Wave Project wins national award for using Sport for Social Change
Surf therapy charity The Wave Project has won a prestigious national award for using sport to help vulnerable young people feel more confident and resilient.
The Cornwall-based charity received the Sport for Social Change award a star-studded ceremony at the British Sports Awards at London Pavilion on 6 December.
It is the first time that this category has been included in the Awards in its 69-year history.
Sponsored by the British Sports Journalists Association, Connect Sport and Oaks Consultancy, the new award recognised a project’s impact, reach, sustainability and innovation.
Chair of judges Sarah Mortiboys said The Wave Project an original charity offering innovative and valuable work for children and young people.
Accepting the award, Wave Project founder Joe Taylor said:
“We are so delighted to have won this prestigious award, a fantastic honour capping off a truly brilliant year for The Wave Project team.
“It’s a great tribute to the hard work and dedication of our small team of staff and hundreds of volunteers throughout the UK, who help young people improve their wellbeing and mental health through surf therapy.”

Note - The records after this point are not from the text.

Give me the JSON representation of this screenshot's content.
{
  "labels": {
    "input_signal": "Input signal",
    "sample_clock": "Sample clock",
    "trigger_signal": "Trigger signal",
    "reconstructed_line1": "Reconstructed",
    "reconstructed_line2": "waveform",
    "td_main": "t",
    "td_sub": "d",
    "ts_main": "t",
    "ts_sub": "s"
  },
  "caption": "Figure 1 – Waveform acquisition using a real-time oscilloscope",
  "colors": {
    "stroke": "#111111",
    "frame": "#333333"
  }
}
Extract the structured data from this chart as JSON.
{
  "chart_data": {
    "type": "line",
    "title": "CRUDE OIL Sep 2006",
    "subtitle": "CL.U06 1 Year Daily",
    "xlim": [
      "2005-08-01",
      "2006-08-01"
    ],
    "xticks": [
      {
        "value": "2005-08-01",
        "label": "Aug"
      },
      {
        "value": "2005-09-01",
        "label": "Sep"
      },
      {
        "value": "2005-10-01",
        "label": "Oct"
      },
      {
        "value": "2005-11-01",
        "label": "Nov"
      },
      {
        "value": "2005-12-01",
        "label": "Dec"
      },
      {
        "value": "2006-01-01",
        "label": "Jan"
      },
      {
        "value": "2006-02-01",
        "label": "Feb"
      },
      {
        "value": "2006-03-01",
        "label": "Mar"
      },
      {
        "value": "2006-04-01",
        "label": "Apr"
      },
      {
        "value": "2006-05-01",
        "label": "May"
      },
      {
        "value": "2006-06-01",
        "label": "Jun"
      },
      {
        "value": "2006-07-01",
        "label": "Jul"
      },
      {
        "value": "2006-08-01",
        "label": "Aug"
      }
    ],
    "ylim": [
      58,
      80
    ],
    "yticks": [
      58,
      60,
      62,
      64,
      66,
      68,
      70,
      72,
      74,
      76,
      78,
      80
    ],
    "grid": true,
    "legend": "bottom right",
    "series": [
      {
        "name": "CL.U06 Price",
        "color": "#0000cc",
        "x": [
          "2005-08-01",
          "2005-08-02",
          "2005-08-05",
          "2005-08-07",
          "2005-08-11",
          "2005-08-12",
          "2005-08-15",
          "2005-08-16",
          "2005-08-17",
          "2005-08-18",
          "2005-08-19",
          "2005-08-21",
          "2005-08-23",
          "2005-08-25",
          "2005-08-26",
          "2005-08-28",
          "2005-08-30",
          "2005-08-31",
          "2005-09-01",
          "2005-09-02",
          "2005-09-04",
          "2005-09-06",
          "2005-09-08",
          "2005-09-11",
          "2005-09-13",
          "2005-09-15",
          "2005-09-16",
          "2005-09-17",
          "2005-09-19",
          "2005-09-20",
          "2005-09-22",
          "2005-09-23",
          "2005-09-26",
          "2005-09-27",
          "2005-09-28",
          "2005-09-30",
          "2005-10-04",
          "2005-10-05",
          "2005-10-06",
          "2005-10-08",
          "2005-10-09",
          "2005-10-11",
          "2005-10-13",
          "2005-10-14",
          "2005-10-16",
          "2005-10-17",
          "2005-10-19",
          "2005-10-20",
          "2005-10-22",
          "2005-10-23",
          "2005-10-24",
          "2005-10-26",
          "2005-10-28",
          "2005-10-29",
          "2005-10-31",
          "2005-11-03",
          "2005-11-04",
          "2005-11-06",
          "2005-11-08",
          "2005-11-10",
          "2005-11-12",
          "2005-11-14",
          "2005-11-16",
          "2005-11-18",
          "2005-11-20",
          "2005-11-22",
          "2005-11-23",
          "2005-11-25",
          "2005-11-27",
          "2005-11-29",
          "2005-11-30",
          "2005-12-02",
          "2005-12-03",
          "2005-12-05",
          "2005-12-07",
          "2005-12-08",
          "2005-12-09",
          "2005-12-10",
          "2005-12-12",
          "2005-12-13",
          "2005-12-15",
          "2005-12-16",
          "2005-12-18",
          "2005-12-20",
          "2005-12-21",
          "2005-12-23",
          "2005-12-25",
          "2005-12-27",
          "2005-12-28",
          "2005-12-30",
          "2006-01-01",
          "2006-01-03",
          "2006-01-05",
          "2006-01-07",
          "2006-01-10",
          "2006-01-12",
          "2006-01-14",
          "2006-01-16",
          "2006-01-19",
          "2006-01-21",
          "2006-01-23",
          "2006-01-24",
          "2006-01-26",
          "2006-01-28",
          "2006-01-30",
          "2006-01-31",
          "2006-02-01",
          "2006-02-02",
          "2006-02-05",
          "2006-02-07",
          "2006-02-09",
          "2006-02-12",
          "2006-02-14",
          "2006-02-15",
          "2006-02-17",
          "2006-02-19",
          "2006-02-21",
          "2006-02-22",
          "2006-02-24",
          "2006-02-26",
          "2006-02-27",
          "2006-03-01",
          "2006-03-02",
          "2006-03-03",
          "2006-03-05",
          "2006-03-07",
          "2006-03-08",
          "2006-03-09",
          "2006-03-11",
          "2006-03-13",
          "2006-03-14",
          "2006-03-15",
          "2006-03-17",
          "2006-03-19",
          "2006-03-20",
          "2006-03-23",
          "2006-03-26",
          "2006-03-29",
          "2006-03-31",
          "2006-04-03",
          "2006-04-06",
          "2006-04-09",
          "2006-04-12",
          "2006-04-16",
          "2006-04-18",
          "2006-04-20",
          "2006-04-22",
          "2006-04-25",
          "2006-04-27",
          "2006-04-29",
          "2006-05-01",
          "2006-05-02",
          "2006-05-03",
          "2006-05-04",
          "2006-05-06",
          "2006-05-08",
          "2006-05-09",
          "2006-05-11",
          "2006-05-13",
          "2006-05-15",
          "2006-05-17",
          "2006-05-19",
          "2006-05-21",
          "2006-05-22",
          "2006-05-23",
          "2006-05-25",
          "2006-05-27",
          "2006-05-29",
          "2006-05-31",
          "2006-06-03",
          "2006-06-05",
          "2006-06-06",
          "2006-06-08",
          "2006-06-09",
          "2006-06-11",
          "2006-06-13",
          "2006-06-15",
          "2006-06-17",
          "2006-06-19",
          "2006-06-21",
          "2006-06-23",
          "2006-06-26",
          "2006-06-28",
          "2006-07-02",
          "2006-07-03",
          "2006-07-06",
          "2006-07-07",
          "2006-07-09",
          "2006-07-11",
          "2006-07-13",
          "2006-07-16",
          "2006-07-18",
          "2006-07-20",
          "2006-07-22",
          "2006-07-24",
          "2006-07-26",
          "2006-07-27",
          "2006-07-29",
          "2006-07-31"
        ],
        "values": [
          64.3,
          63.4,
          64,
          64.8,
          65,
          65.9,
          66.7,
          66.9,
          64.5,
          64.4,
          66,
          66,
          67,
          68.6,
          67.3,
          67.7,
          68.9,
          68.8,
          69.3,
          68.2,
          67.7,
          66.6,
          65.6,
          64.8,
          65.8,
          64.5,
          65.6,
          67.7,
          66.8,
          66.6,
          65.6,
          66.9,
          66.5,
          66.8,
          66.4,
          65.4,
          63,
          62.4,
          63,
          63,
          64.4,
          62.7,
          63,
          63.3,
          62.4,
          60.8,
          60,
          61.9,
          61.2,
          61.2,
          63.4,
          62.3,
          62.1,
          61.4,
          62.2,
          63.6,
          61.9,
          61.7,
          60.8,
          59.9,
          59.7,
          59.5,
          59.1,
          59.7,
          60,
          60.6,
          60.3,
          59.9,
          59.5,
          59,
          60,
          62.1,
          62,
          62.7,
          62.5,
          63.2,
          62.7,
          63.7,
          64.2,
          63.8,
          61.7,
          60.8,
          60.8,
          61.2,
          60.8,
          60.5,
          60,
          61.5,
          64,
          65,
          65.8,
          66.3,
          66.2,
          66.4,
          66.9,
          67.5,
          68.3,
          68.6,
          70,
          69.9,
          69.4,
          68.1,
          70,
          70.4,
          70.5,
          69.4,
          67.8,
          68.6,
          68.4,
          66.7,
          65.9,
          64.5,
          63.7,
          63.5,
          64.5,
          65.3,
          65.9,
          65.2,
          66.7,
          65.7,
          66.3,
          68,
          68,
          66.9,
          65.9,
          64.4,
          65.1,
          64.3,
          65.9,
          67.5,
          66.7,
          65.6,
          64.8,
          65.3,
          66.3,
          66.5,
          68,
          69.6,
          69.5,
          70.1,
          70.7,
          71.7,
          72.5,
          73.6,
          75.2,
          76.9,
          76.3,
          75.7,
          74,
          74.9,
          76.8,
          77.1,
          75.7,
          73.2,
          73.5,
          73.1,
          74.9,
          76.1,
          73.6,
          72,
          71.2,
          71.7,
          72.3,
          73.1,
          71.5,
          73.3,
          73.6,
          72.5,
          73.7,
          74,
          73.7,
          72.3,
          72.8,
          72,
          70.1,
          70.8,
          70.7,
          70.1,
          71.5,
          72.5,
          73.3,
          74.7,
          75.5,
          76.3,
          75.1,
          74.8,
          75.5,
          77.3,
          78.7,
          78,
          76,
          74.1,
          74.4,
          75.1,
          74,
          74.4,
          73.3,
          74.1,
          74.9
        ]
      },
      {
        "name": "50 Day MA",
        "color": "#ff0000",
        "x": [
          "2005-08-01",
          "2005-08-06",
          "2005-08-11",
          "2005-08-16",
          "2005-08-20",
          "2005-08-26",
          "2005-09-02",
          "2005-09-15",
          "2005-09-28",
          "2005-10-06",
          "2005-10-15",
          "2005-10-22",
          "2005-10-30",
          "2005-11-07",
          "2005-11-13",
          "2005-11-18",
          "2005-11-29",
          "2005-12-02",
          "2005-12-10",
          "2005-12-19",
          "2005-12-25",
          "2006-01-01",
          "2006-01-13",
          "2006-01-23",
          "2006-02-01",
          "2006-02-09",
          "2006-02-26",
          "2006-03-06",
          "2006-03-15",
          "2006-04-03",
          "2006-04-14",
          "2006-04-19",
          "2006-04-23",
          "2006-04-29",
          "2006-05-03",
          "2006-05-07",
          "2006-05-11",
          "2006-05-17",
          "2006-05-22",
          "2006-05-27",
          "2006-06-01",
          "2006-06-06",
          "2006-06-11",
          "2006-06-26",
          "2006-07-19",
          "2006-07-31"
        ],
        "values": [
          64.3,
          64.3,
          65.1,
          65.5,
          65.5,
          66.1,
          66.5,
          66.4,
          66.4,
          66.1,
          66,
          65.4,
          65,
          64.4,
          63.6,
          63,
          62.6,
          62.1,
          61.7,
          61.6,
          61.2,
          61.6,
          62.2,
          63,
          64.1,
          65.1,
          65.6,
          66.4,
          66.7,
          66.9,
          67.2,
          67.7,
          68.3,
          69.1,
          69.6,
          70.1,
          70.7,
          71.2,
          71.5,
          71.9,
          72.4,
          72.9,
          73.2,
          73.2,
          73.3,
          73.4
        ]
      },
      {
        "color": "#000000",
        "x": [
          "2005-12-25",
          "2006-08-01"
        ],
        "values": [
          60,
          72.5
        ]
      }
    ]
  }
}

The British Sports Awards aims to highlight the best individuals and organisations across the UK.
Also honoured on the night were former World Champion 400m runner Christine Ohuruogu, Formula 1 champion Lewis Hamilton, European sprint champion Dina Asher-Smith and Tour de France conqueror Geraint Thomas.
The newly crowned Paralympic World Champion British Basketball team showed us once more, the positive benefits of sport are inclusive, and anything is possible.
Wave Project founder and CEO was joined on the night by the charity’s ambassador, surfer Sophie Everard.
The awards have previously recognised sportswoman Victoria Pendleton who is now patron to The Wave Project charity.
This year, The Wave Project supported over 1,000 children at 11 sites around the UK.
Starting in 2010 with a single project funded by the NHS, The Wave Project now supports more than 1000 young people every year across 13 sites. These young people are referred by professional services and present with a range of issues from anxiety through to depression and other symptoms of trauma.